Obedientemente, Susana Aranda lo abrazó. Él sintió sus pechos a través de la ropa, y no pudo reprimir una erección. Rogó por que ella no la sintiese. Pero finalmente se entregó al placer de su plan perfecto. Cecilia los vio desde antes de cruzar, e incluso se detuvo impactada, dudando si mejor pasar por otro lado. Chacaltana se aferró con más fuerza a Susana Aranda, y ahora, por respeto, trató de pensar en ovejitas, edificios coloniales y cosas que no produjesen excitación.
Cecilia decidió no cambiar de ruta. Recuperó el paso con dignidad y cruzó la calle. Justo cuando iba a pasar junto a ellos, Chacaltana sintió que Susana retrocedía la cabeza. Pensó que se estaba zafando de su abrazo. Seguro que había descubierto la reacción de su entrepierna y se había sentido insultada. Pero cuando sus dos rostros quedaron frente a frente, ella volvió a adelantarse y le plantó un soberano beso en los labios. Era un beso sin lengua, un contacto cerrado entre dos bocas secas. Pero aun así, el beso más apasionado que Chacaltana había recibido, descontando aquella vez con Cecilia en su sofá.
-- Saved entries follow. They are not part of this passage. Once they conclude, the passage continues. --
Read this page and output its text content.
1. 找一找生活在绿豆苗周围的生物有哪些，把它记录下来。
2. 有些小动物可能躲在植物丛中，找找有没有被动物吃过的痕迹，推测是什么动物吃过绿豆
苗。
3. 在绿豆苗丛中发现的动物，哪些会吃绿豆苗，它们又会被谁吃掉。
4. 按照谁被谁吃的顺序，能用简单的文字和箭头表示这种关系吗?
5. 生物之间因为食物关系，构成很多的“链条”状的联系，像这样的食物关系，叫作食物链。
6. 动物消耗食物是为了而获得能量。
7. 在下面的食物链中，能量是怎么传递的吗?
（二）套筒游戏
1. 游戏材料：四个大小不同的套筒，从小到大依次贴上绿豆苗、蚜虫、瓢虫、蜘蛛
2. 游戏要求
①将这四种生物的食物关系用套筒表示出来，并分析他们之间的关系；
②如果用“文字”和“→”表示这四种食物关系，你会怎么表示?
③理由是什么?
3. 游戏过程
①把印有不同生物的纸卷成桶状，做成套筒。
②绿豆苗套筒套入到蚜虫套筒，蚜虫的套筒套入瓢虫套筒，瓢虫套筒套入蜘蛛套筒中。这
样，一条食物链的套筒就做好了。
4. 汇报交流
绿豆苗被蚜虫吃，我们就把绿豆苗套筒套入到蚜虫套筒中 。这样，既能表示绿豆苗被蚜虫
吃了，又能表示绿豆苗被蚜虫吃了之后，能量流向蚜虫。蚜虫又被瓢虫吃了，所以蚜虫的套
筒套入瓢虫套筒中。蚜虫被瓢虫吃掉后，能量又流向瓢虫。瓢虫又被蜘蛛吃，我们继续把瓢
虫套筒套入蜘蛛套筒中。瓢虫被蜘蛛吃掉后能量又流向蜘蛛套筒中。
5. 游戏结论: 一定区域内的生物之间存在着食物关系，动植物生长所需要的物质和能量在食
Cecilia tuvo que ver el beso, porque ocurrió en el preciso instante en que ella pasaba a su lado. La idea original de Chacaltana era «sorprenderse» al verla pasar, saludarla, presentarle a Susana de manera íntima y desenfadada. Pero el giro del beso le había impedido hablar, y de paso, lo había dejado sin aire. Cuando al fin Susana Aranda retiró su rostro del de él, no quedaba ni rastro de Cecilia por los alrededores. Y Chacaltana tenía los ojos como dos huevos tibios, petrificados por una mezcla de sorpresa, regocijo y pánico.
—Si no te voy a volver a ver nunca más —dijo Susana riendo—, al menos te dejo un buen recuerdo.
Y a continuación, le dio la espalda y se fue. Chacaltana no consiguió despedirse propiamente, y de hecho, tardó tres minutos en recordar que debía respirar de nuevo.